A unique initiative of TSAF, the winter outdoor leadership course is designed as a corporate retreat-cum-adventure package, with top-notch instructors and ace mountaineer Bachendri Pal showing executives the ropes.
The teams will set off from the TSAF base camp in village Uttraon, near Uttarkashi and trek to the 13,500ft-high Surya Top.
As numbers are higher, TSAF authorities have decided to start the course ahead of schedule. “Instead of September-end, the course will start on September 1 and end on December 7 as we don’t want any participant to face harsh Himalayan winter. Each group is allocated around 10 days. With two fresh entrants, Calcutta-based Tata Steel Processing Distribution Ltd and Nagpur-based Ispat Industries, our calendar is absolutely chock-a-block,” said P.P. Kapadia, TSAF secretary, adding that they had to say no to many companies and educational institutions who came after the lucky 15.
A team of engineers from LG will be the first group to head off to the mountains. Other teams include employees of Tata Steel, Tata Power, Jusco and North Delhi Power Limited, among others.

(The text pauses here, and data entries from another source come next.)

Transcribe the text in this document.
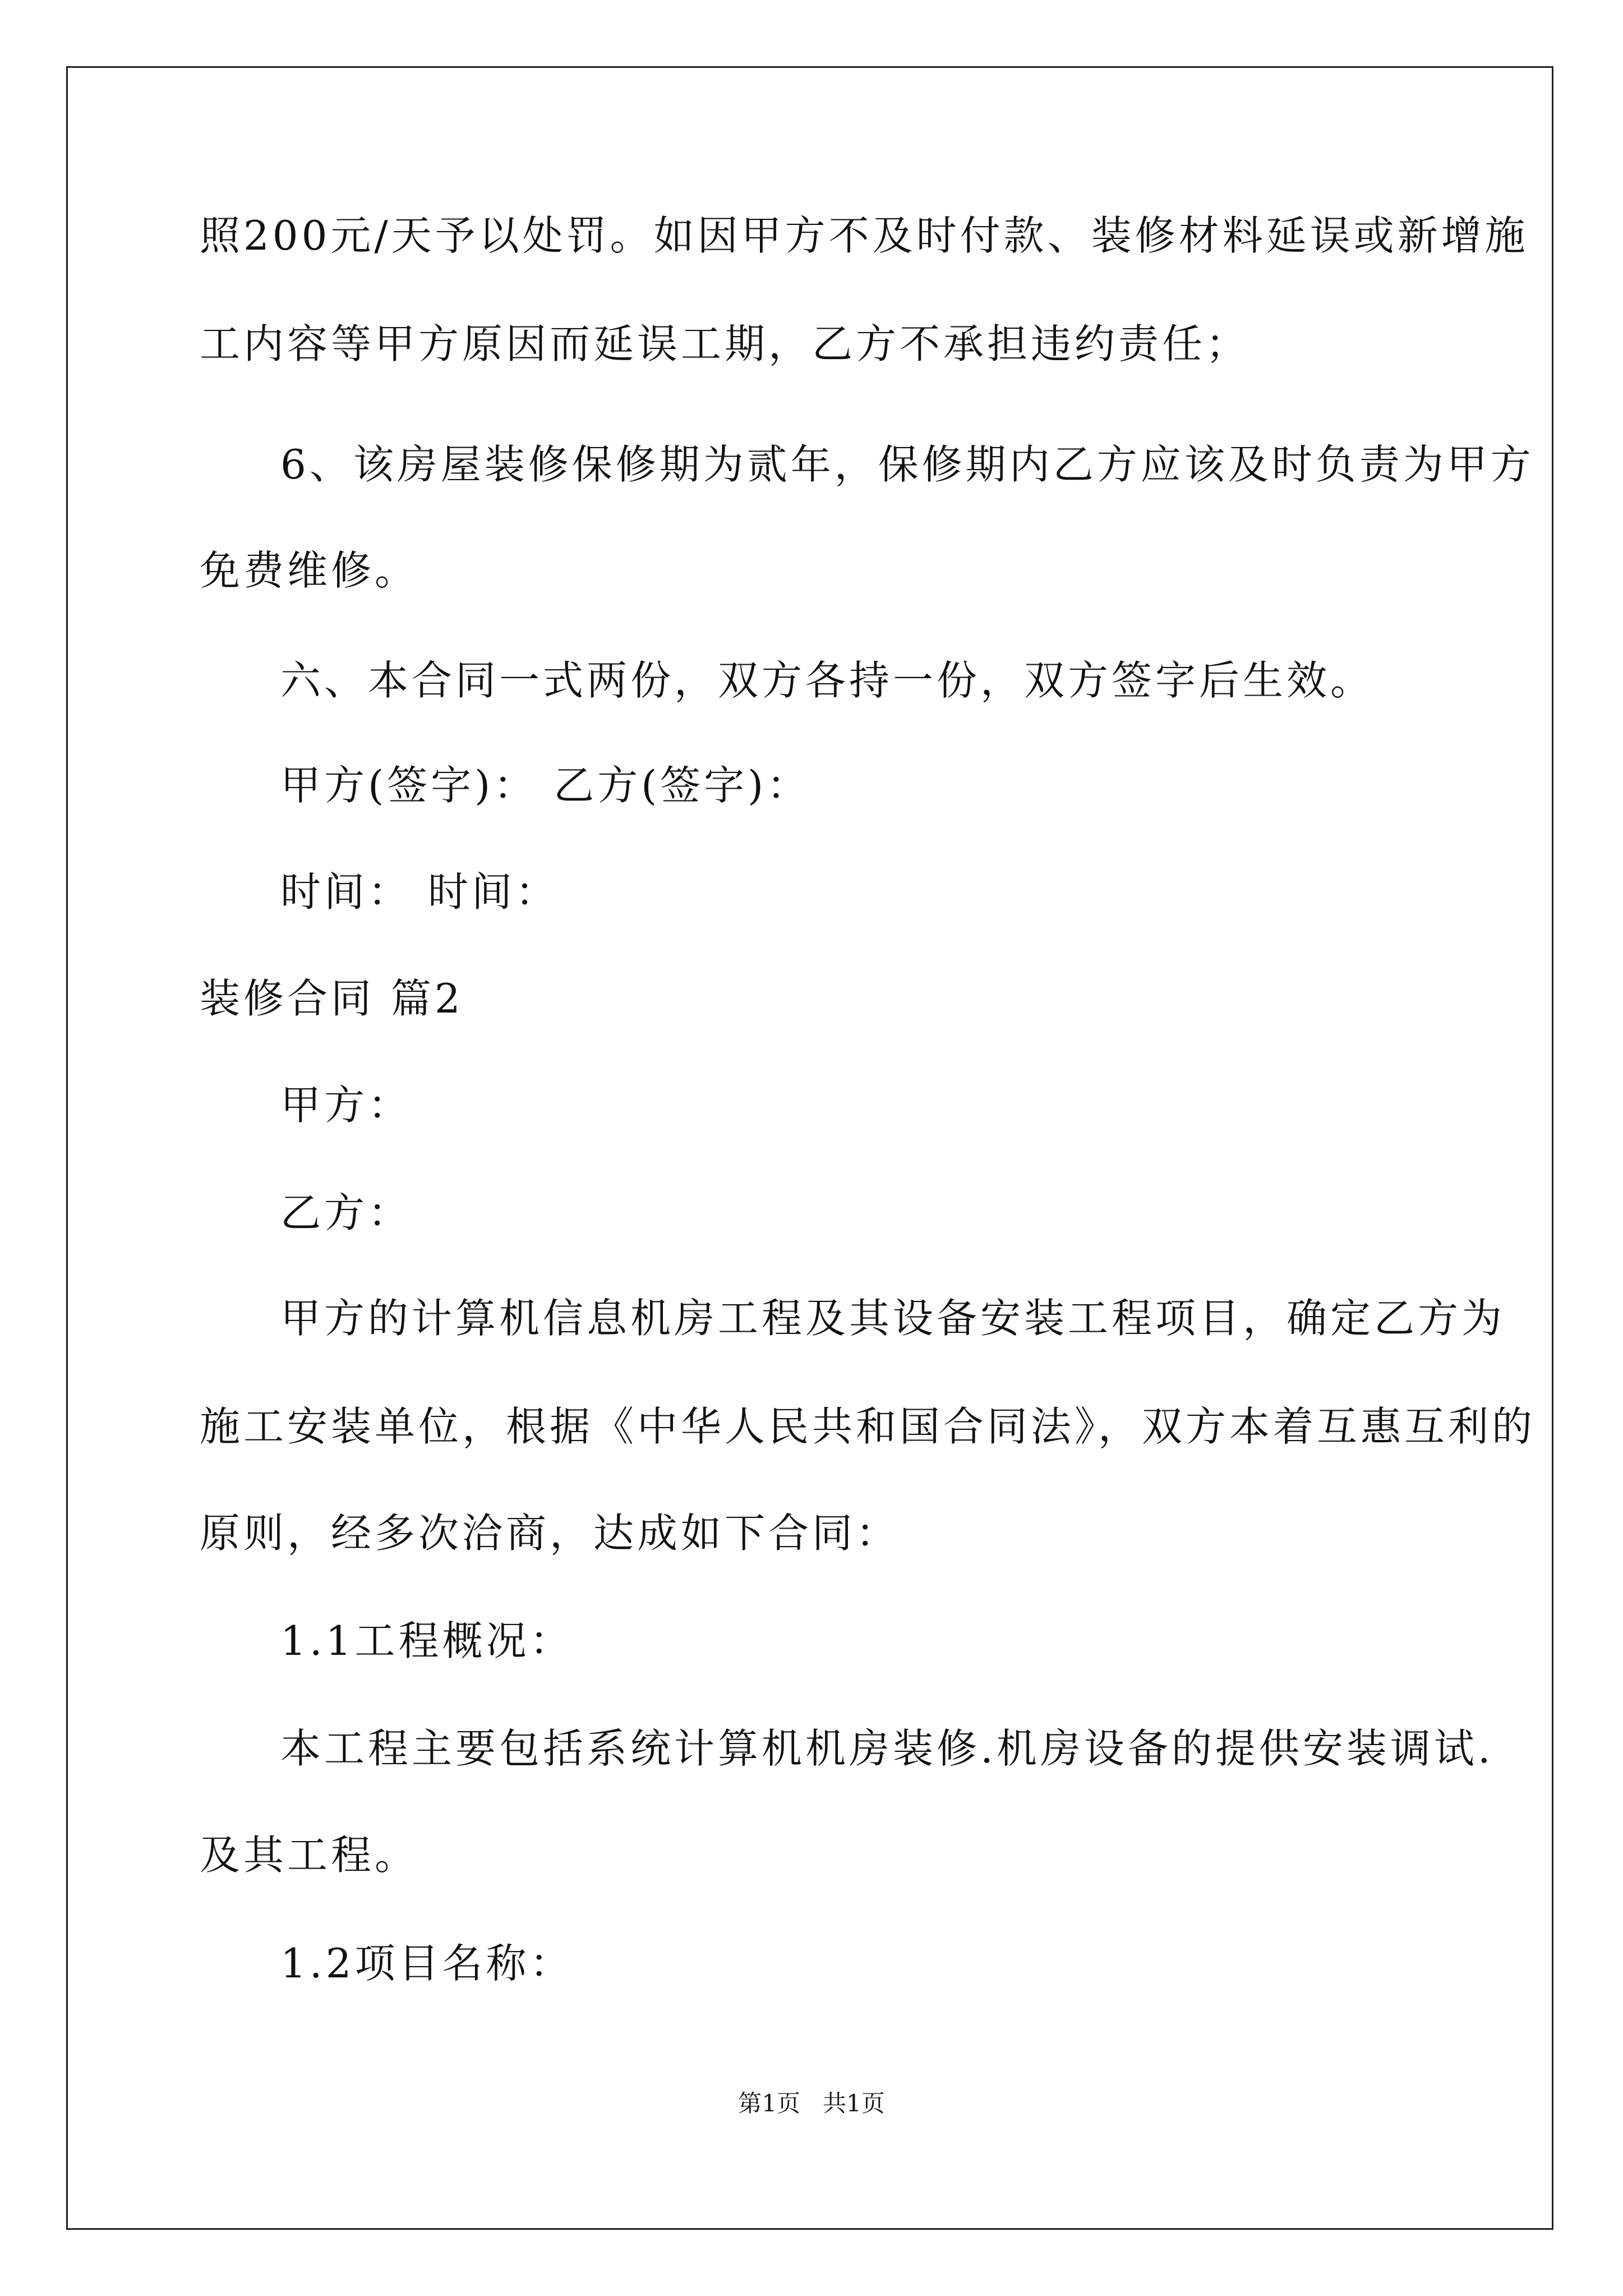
照200元/天予以处罚。如因甲方不及时付款、装修材料延误或新增施
工内容等甲方原因而延误工期，乙方不承担违约责任；
6、该房屋装修保修期为贰年，保修期内乙方应该及时负责为甲方
免费维修。
六、本合同一式两份，双方各持一份，双方签字后生效。
甲方(签字)： 乙方(签字)：
时间： 时间：
装修合同 篇2
甲方：
乙方：
甲方的计算机信息机房工程及其设备安装工程项目，确定乙方为
施工安装单位，根据《中华人民共和国合同法》，双方本着互惠互利的
原则，经多次洽商，达成如下合同：
1.1工程概况：
本工程主要包括系统计算机机房装修.机房设备的提供安装调试.
及其工程。
1.2项目名称：
第1页   共1页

Kapadia also spoke on innovations of this winter course based on inputs from the National Outdoor Leadership School (NOLS), a United States-based non-profit outdoor school dedicated to teaching environmental ethics, technical outdoor skills, safety and leadership on extended wilderness expeditions. In a tie-up between TSAF and NOLS, nine TSAF members went for a 10-day training camp run by NOLS instructors Iris Saxer and Shantanu Pandit. “We’ll let participants climb mountains on their own and take their own decisions — lessons we learnt from NOLS instructors,” Kapadia said.